Yenilir mi Yenilenir mi?

Artık bu kavram dilimize alıştı, neredeyse galat-ı meşhur olacak. Yenilir yutulur şey değil ama ağızlara kolay geldi böyle denmesi. Halbuki yenilir utulur bir şey değildi. Son 20 yılda bu terimi çok duyduk. Uğruna savaşlar verilecek dedik, ihtiyaç artacak dedik, kullanırken dikkatli olalım dedik. Bu sebeple yutulur bir şey değildi. 20 yıl önce jeopolitik durumu ortaya koyarak Türkiye enerjide köprü olabilir dedik ve buradan önemli bir gelir elde ettik. Asıl önemli olan Türkiye kendi kendine yeter bir ülkedir dedik, şimdi enerji ihal der konuma geldik. Bu hafta, 2035 enerji hedefleri yayınlandı, Enerji ve Tabii Kaynaklar Bakanlığınca. Kurulu gücümüz Rüzgarda 30GW’a, Güneşte 53 GW’a Hidro da 35 GW’a Toplam Elektrik gücü ise 190 GW’a çıkarılması planlanıyor. Yani %70’i Yenilenebilir kaynaklara dayanan bir Planlama yapılıyor. 510 TW lık bir tüketime karşılık 507 TW’lık bir üretim öngörüsü var elektrikte. Buradan, doğalgazın elektrikteki üretim payının fevkalade düşeceği anlaşılıyor. Öte yandan makro değişiklikler hakkında bir bigi edinemedik, ancak Elektrikli araç dönüşümü ve raylı sistemlerdeki aaç yükleri hesaba katılmış olmalı. Üretimin elektriğe kaydırılması bir tesadüf değil, bir gerelilik. Tüm dünya böyle yapıyor çünkü. Rahmetli Dr. Emin Acar Hocamızın, “Yenilebilir enerji” den bahsettiğini duymuştum. Emin efendi abi, tatlı kömür dermis; yenilebilir enerjiye.
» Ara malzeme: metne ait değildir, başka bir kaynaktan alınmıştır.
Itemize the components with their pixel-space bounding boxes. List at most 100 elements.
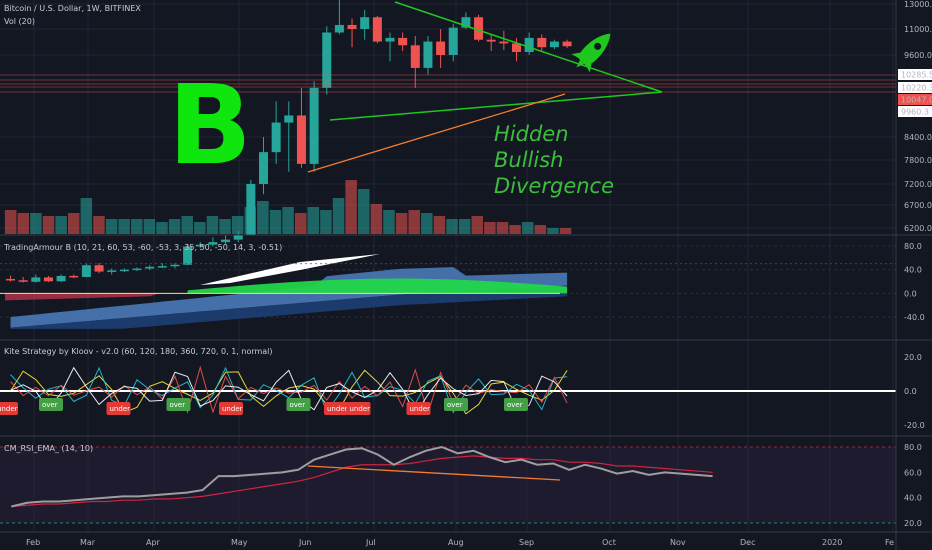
green-area	[187, 278, 568, 294]
candle-body	[347, 24, 357, 29]
volume-bar	[547, 228, 559, 234]
signal-label: under	[0, 405, 18, 413]
price-label: 10220.3	[901, 84, 932, 93]
signal-badge	[106, 402, 131, 415]
kite-title: Kite Strategy by Kloov - v2.0 (60, 120, …	[4, 347, 273, 356]
bitcoin-logo: B	[168, 61, 252, 189]
candle-body	[410, 45, 420, 68]
volume-bar	[282, 207, 294, 234]
candle-body	[107, 270, 117, 272]
candle-body	[271, 122, 281, 153]
candle-body	[461, 17, 471, 28]
candle-body	[436, 41, 446, 55]
volume-bar	[446, 219, 458, 234]
volume-bar	[131, 219, 143, 234]
x-tick-label: Dec	[740, 538, 755, 547]
triangle-lower-line	[329, 91, 663, 121]
signal-badge	[444, 398, 468, 411]
candle-body	[69, 275, 79, 278]
candle-body	[284, 115, 294, 123]
candle-body	[296, 115, 306, 164]
volume-bar	[521, 222, 534, 234]
note-line-2: Bullish	[494, 148, 563, 172]
signal-badge	[166, 398, 191, 411]
volume-bar	[105, 219, 118, 234]
candle-body	[56, 275, 66, 282]
volume-bar	[257, 201, 269, 234]
price-label: 9960.3	[901, 108, 929, 117]
candle-body	[385, 37, 395, 42]
volume-bar	[294, 213, 307, 234]
rsi-line	[11, 445, 713, 508]
candle-body	[549, 41, 559, 48]
candle-body	[208, 242, 218, 245]
candle-body	[246, 184, 256, 235]
signal-badge	[219, 402, 243, 415]
signal-badge	[286, 398, 311, 411]
candle-body	[18, 280, 28, 282]
rsi-title: CM_RSI_EMA_ (14, 10)	[4, 444, 93, 453]
y-tick-label: 0.0	[904, 387, 917, 396]
volume-bar	[395, 213, 408, 234]
price-label: 10047.0	[901, 96, 932, 105]
y-tick-label: 9600.0	[904, 51, 932, 60]
volume-bar	[320, 210, 332, 234]
volume-bar	[358, 189, 370, 234]
rsi-ema-line	[11, 455, 713, 508]
candle-body	[512, 43, 521, 53]
price-label-bg	[898, 82, 932, 93]
volume-title: Vol (20)	[4, 17, 35, 26]
white-peak	[200, 254, 380, 285]
volume-bar	[496, 222, 509, 234]
volume-bar	[559, 228, 572, 234]
signal-badge	[324, 402, 348, 415]
volume-bar	[143, 219, 156, 234]
price-label: 10285.5	[901, 71, 932, 80]
triangle-upper-line	[394, 1, 663, 93]
x-tick-label: Aug	[448, 538, 464, 547]
volume-bar	[219, 219, 231, 234]
candle-body	[43, 277, 53, 282]
y-tick-label: 60.0	[904, 468, 922, 477]
x-tick-label: Fe	[885, 538, 894, 547]
volume-bar	[42, 216, 55, 234]
volume-bar	[408, 210, 420, 234]
candle-body	[322, 32, 332, 88]
dark-area	[10, 285, 568, 329]
note-line-1: Hidden	[494, 122, 569, 146]
rsi-pane	[0, 445, 896, 524]
y-tick-label: 20.0	[904, 519, 922, 528]
candle-body	[31, 277, 41, 282]
candle-body	[233, 234, 243, 240]
price-label-bg	[898, 106, 932, 117]
y-tick-label: 8400.0	[904, 133, 932, 142]
y-tick-label: 13000.0	[904, 0, 932, 9]
rsi-divergence-line	[307, 465, 561, 481]
price-divergence-line	[307, 93, 566, 173]
candle-body	[474, 17, 484, 40]
y-tick-label: 20.0	[904, 353, 922, 362]
rsi-band	[0, 447, 896, 523]
volume-bar	[307, 207, 320, 234]
volume-bar	[471, 216, 484, 234]
candle-body	[360, 17, 370, 29]
volume-bar	[509, 225, 521, 234]
candle-body	[524, 37, 534, 53]
candle-body	[81, 265, 91, 277]
grid	[0, 0, 896, 532]
volume-bar	[269, 210, 282, 234]
volume-bar	[4, 210, 17, 234]
kite-line	[10, 369, 568, 415]
x-tick-label: Apr	[146, 538, 161, 547]
volume-bar	[93, 216, 105, 234]
signal-label: under	[350, 405, 371, 413]
kite-line	[10, 366, 568, 416]
candle-body	[132, 268, 142, 271]
candle-body	[537, 37, 547, 48]
kite-line	[10, 365, 568, 415]
y-tick-label: 11000.0	[904, 25, 932, 34]
volume-bar	[55, 216, 67, 234]
candle-body	[423, 41, 433, 68]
Bir çuval fındık bir ton kömüre bedeldir, bir avuç acı biber bir çuval kömürden daha iyi ısıtır, bir kaşık bal bir kaşık pekmez evin sıcaklığını artırır…’ demiş. Böylelikle ihtiyaç duyulan enerji derecesini düşürebileceğimizi anlatmaya çalışırmış. Adeta Enerji Verimliliğ dersi verirmiş, sosyal derslerin içinde, Allah kendisinden razı olsun, rahmeti ile muamele etsin. Hülasa bu maya tuttu, ismi çoğu kez doğru söylenmese de Yenilenebilir Enerjinin kıymeti anlaşıldı. Üretim bu yöne kayırılıyor. Küçük üretici uzun süre küstürüldü ama bu da değişiyor artık.  Şimdi adını e dersek diyelim, enerjiyi tabana yaymanın, verimli kullanmayı vatandaşa anlatmanın zamanıdır. Kazanç hepimizindir, birikim hepimizindir. Yenilenebilir Enerji hepimizin derdine deva dır. Sürekli gelişmeyi Yenilenebilir Enerjiden başlatmalı, küçücük beyinlere bunun ehemmiyetini anlatmalıyız. Küçüktür, büyüktür diyemeyiz, ek delikli kuruşu kazanmalıyız. Yoksa Avrupa gibi cebimizde para olsa da alamadığımız enerjinin bedeli yüksek olacaktır. Böyle bir yenilir enerji ile merhaba demenin mutluluğunu sizler ile paylaşmak istedim.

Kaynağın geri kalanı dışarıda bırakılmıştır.